A tragédia provocada pelas chuvas na Zona da Mata mineira ganhou novos números nesta quinta-feira (26). O Corpo de Bombeiros Militar de Minas Gerais confirmou 46 mortes desde o início dos temporais, na segunda-feira (23).
Do total, 40 vítimas foram registradas em Juiz de Fora e seis em Ubá.

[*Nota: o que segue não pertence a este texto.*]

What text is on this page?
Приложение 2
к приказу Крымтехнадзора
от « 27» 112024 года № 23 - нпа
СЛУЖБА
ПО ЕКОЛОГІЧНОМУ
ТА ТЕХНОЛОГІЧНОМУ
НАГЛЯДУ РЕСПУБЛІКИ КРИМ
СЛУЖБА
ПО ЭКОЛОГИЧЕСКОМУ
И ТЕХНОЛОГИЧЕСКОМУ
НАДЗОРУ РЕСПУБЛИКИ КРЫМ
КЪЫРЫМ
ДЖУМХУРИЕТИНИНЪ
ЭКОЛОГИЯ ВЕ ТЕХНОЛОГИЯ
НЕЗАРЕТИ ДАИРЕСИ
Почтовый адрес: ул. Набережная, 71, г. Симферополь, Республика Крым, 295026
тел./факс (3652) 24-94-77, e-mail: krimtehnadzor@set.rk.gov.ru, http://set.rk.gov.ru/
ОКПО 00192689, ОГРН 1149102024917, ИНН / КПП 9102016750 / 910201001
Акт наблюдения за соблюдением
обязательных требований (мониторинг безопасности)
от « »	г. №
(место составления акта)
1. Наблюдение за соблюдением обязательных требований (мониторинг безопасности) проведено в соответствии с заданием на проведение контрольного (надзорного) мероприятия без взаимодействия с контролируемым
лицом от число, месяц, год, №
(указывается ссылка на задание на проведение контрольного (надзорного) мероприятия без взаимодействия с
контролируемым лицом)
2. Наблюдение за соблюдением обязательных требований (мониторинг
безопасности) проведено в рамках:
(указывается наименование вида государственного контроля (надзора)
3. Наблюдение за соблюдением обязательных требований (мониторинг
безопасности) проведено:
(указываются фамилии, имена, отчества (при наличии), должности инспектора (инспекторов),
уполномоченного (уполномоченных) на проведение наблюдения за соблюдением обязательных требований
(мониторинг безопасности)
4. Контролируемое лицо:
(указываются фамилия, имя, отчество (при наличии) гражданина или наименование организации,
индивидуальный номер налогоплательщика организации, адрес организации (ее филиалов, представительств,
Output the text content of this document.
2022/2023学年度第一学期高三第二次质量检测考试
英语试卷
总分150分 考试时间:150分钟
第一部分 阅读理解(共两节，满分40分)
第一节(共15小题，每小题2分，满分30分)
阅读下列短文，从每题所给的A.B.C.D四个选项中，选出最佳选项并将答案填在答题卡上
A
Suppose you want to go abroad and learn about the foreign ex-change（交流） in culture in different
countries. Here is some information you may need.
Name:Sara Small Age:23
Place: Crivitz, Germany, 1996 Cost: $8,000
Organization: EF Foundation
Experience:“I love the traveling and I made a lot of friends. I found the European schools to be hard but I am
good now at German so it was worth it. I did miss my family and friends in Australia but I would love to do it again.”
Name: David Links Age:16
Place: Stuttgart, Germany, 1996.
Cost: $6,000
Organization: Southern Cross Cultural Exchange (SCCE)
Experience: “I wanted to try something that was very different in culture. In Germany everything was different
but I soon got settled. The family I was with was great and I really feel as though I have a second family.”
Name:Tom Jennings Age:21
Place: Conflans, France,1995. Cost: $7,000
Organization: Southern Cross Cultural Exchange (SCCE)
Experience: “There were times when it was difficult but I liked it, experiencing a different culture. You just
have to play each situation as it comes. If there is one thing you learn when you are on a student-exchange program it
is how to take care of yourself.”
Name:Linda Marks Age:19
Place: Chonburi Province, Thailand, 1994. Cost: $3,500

As equipes seguem mobilizadas em pelo menos oito pontos de busca, já que 21 pessoas continuam desaparecidas nos dois municípios.
Em Juiz de Fora, a prefeitura contabiliza cerca de 3 mil pessoas desabrigadas e 400 desalojadas. Em Ubá, são 26 desabrigados e 178 desalojados.
Desabrigados são aqueles que perderam as casas e dependem de abrigos públicos. Já os desalojados precisaram deixar suas residências temporariamente, mas estão acolhidos por parentes ou amigos.
A situação também é crítica em Matias Barbosa, município vizinho às áreas mais atingidas. A cidade enfrenta alagamentos generalizados, suspendeu aulas e serviços de saúde e decretou estado de calamidade pública.
Novo alerta meteorológico
O Instituto Nacional de Meteorologia (Inmet) mantém alerta de grande perigo para chuvas intensas na Zona da Mata até as 23h59 de sexta-feira (27). A previsão indica possibilidade de volumes superiores a 60 milímetros por hora ou mais de 100 milímetros por dia.
O Centro Nacional de Monitoramento e Alertas de Desastres Naturais (Cemaden) considera muito alta a probabilidade de novas enxurradas e inundações, principalmente em áreas com drenagem comprometida e solo já saturado.
Apoio federal
A Defesa Civil Nacional enviou oito técnicos do Grupo de Apoio a Desastres (Gade) para auxiliar na coordenação das ações emergenciais. Também atuam na região equipes da Força Nacional do Sistema Único de Saúde (SUS), do Sistema Único de Assistência Social (Suas) e do Departamento de Emergências em Saúde Pública.
O governo federal reconheceu o estado de calamidade pública decretado por Juiz de Fora, medida que permite agilizar a liberação de recursos para assistência às famílias e reconstrução das áreas afetadas.
Enquanto as buscas continuam, moradores convivem com o medo de novos deslizamentos. Com o solo encharcado e previsão de mais chuva, a região permanece em estado de alerta máximo.